Der Rundgang durch die Ausstellung schließt mit zwei sehr unterschiedlichen Projekten, der Cidade da Cultura de Galicia von Peter Eisenman, die als überdimensioniertes Beispiel des Scheiterns auf vielen Ebenen betrachtet werden muss und der Großen Weltausstellung am Flughafen Tempelhof von Matthias Lilienthal und raumlabor, deren temporäre Kunsträume jenseits traditioneller Architektur inzwischen schon wieder verschwunden sind.

Besonders bei vielseitigen und sehr unterschiedlich rezipierten Projekten zeigt sich der Schwachpunkt der Ausstellung: Auch mit den umfangreichen und gut aufbereiteten Informationen auf dem (will man nicht nur schöne und teils selten gezeigte Architekturmodelle schau’n) unverzichtbaren iPad, werden die Projekte zwar aus mehreren Perspektiven, insgesamt aber doch sehr unkritisch präsentiert. Fachlich versiertem Publikum wird das zu undifferenziert sein und weniger mit der Materie vertrauten Besuchern wird der Unterschied zwischen der sozial wirksamen Ikonizität einer Parque Bibliotheca España und Projekten wie Zaha Hadids Guangzhou Opera, die doch eher dem Aufpolieren des Außenbildes eines zweifelhaften Regimes dient als den Bewohnern ihres Umfelds, auch durch den Videokommentar des Kurators nicht näher gebracht. Die kritische Betrachtung bleibt den Filmbeiträgen von Absolventen der Deutschen Film- und Fernsehakademie vorbehalten, die zu etwa der Hälfte der Projekte existieren. Und dem sehr empfehlenswerten Katalog, der neben ausführlichen Beschreibungen der ausgestellten Projekte auch zahlreiche Texte von Autoren wie Richard Sennett, Ricky Burdett oder dem Künstler Jochen Gerz enthält, die sich aus verschiedenen Sichtweisen teilweise sehr kritisch zu den konkreten Projekten und zur allgemeinen Entwicklung der Kultur- und Stadtarchitektur äußern.

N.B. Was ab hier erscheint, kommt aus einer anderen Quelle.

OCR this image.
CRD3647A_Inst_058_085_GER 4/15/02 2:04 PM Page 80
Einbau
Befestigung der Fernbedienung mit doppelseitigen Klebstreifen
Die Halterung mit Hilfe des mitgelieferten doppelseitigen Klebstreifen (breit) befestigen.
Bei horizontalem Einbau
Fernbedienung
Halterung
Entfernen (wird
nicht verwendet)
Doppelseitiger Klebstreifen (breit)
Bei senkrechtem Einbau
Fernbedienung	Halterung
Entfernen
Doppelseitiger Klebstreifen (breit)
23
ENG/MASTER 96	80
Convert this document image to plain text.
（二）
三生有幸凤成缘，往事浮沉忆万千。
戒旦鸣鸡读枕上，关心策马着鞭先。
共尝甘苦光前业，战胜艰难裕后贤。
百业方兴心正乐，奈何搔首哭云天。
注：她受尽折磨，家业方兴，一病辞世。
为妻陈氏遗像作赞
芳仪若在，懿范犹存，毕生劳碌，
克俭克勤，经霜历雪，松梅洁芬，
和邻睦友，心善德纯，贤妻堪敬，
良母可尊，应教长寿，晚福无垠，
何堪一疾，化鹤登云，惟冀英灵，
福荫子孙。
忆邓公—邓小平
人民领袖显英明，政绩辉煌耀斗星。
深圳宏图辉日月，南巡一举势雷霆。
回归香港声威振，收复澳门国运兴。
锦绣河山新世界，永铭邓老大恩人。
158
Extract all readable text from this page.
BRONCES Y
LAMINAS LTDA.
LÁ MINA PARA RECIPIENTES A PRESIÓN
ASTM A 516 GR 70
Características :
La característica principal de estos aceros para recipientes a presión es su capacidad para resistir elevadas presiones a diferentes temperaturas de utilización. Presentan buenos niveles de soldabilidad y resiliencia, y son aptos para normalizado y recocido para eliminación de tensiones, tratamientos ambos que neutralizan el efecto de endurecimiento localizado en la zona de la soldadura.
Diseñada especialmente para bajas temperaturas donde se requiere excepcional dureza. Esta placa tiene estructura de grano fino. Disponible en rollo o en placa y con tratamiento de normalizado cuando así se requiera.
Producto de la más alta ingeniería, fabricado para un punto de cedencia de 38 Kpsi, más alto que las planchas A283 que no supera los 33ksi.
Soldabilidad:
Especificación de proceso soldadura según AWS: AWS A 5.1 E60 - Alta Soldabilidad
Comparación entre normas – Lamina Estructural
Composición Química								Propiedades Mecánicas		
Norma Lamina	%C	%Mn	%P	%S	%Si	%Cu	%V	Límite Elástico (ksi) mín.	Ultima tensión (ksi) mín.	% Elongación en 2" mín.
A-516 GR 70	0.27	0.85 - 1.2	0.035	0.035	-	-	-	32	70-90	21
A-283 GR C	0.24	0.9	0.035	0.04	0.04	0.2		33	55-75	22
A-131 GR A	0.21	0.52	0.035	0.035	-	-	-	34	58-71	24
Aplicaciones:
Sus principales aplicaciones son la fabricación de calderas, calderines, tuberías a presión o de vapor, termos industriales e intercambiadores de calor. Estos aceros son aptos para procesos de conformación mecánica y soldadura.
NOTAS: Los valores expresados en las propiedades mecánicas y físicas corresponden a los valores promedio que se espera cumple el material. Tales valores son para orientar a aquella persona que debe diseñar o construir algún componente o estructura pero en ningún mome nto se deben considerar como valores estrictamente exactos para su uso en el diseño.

Insgesamt zeigt Kultur:Stadt anhand durchgehend interessanter und sehenswerter Kulturbauten von den 1960ern bis zu noch im Bau befindlichen Projekten wie diese im Idealfall das kulturelle Leben von Städten und deren Bewohnern prägen und kulturelle Aktivitäten zur Entfaltung bringen. Und wie sich auf der anderen Seite Städte und Architekten im Wettlauf um eine (meist nur kurzlebige) mediale Aufmerksamkeit immer wieder zu Extravaganzen hinreißen lassen, die nur einen sehr überschaubaren Mehrwert für Stadt und Gesellschaft bergen.